# Memory Apron



## HappySunflower (Feb 2, 2012)

Our neighbor's husband passed away a few weeks ago. She gave us a huge number of her husband's shirts which we took to a group that could used them. Before taking them all I grabbed this one to make a memory apron for her. She is leaving the area so I am hoping that this will be a nice gift to her.


----------



## theatermarye (Feb 8, 2017)

What a GREAT GREAT GREAT idea. 
Amazing and so kind hearted of you.


----------



## MMWRay (Dec 2, 2016)

You are a kind and talented seamstress and neighbor.


----------



## grannyfly81 (Feb 9, 2019)

She will love. That was so sweet of you to do that


----------



## BirchPoint (Feb 12, 2016)

I love that! You are so nice and creative!


----------



## luree (Feb 21, 2014)

What a nice gift. I'm sure she will love it.


----------



## tobo11 (Apr 1, 2017)

She will cherish this. You are so kind.


----------



## Candycounter1 (Mar 28, 2017)

That was so sweet of you!!!
????


----------



## GardenGirl (Apr 23, 2011)

What a great idea! Your thoughtfulness and the results are so sweet.


----------



## Ellebelle (Oct 11, 2017)

What a thoughtful, unique, gift!


----------



## maureenb (Apr 1, 2011)

Lovely thought,and deed!


----------



## gr8 (Jul 4, 2013)

Thank you for sharing this great idea!!


----------



## grtmema (Aug 3, 2017)

That is such a sweet and thoughtful and creative gift.


----------



## Mirror (Jun 23, 2014)

I now sowing will need if patterns available


----------



## lil rayma (Mar 29, 2012)

Wonderful gesture. I'm sure she will love it.


----------



## Quirky (Aug 14, 2013)

I’ve made those. Love them and what a thoughtful gift. She will cherish it and you.


----------



## lkg67 (Jan 25, 2016)

Wonderful apron and gesture!


----------



## PatK27 (Oct 13, 2016)

Wonderful idea. Thank you for sharing


----------



## kathycapp (Sep 22, 2014)

So very thoughtful. She will cherish this gift❣


----------



## Jedmo (Jan 21, 2013)

what a wonderful present, she will love it.


----------



## lsdlong (Oct 20, 2011)

Is there a pattern for trying this? So thoughtful of you!


----------



## betty boivin (Sep 12, 2012)

Lovely idea!


----------



## betty boivin (Sep 12, 2012)

Lovely idea!


----------



## Latte with Yarn (May 18, 2019)

You are not only very clever - but extremely thoughtful!
I'm sure she will be very touched by your kindness.


----------



## hapb46 (Aug 3, 2018)

Wow what a wonderful gift! My neighbor’s husband passed away a few years ago.
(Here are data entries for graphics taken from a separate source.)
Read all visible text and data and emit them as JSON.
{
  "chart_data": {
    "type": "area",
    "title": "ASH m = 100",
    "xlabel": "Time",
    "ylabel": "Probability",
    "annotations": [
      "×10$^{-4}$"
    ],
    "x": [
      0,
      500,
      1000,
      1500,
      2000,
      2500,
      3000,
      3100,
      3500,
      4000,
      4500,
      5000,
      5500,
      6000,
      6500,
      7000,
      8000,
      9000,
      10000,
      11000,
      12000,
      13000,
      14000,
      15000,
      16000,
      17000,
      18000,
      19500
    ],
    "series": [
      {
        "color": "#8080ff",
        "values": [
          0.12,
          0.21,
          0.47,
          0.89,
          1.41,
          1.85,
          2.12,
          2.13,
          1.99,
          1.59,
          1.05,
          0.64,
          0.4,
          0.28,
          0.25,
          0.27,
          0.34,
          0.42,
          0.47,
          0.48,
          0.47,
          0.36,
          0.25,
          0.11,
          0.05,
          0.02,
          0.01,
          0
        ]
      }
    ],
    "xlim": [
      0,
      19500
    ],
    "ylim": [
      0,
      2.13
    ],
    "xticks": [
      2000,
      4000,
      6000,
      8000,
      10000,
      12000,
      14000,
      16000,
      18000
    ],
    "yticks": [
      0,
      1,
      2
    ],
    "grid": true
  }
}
He loved his plaid shirts. She found a woman on the internet who makes teddy bears out of shirts. She had them made for all her grandchildren and of course, herself!


----------



## mperrone (Mar 14, 2013)

You are a wonderfully thoughtful and kind person to do this.


----------



## louisezervas (Jun 28, 2011)

What a great idea! She will love it.


----------



## ljsb3 (Apr 25, 2013)

Love this - will have to see if I can find a pattern for this


----------



## Only wool (Feb 13, 2017)

theatermarye said:


> What a GREAT GREAT GREAT idea.
> Amazing and so kind hearted of you.


 :sm24: :sm24: :sm24:


----------



## riversong200 (Apr 20, 2014)

What a sweet idea!


----------



## alwaysforyou (Dec 6, 2011)

What a wonderful think for you to do for her, and such a clever idea! Thanks for sharing it. Well done, you  Lynn


----------



## Carolyn Mongeon (Jul 1, 2012)

What an excellent idea and execution of work!


----------



## mopa2282 (May 12, 2011)

Brilliant idea.


----------



## jberg (Mar 23, 2011)

What a truly lovely gift for her! I volunteer with a Hospice for about 15 yrs now and I am given clothing from people who have died. I turn it into bears for the family. So far I have done over 700. The families are so very grateful to have this little memento of their loved one. I'm sure your apron will warm her heart for years to come. Bless you.....jberg


----------



## Reita (Dec 8, 2014)

When my oldest brother passed away, a friend of the family made a pillow out of one of his favorite shirts. I was beautiful. I like your memory apron too. Reita


----------



## Susan Marie (Jul 26, 2013)

Nice idea!


----------



## PriscillaWalker (Jun 12, 2017)

What a good neighbour and friend you are. Your neighbour will cherish this.


----------



## Jean K (Sep 9, 2011)

Absolutely beautiful and very thoughtful! He must have been a sharp dresser.


----------



## Isuel (Sep 27, 2011)

What a nice gesture.


----------



## blawler (Feb 20, 2012)

What a wonderful gift. She surely will love it and feel loved, too. Aloha... Bev


----------



## NH Gal 2 (Apr 16, 2014)

I think it is a nice thought.


----------



## Grammy Toni (Apr 30, 2011)

What a wonderful thing to do!


----------



## Valjean (Jul 21, 2011)

What a beautiful idea,I'm sure she will cherish it!


----------



## Sparkler24 (May 5, 2011)

What a sweet and thoughtful gift!


----------



## Jpacquin (Mar 13, 2013)

What a wonderful idea.


----------



## flowergrower (Mar 1, 2011)

Such a thoughtful gift to send her off with. Memories of her husband and you!


----------



## Emmy Cat (Jul 22, 2012)

A fabulous idea. x


----------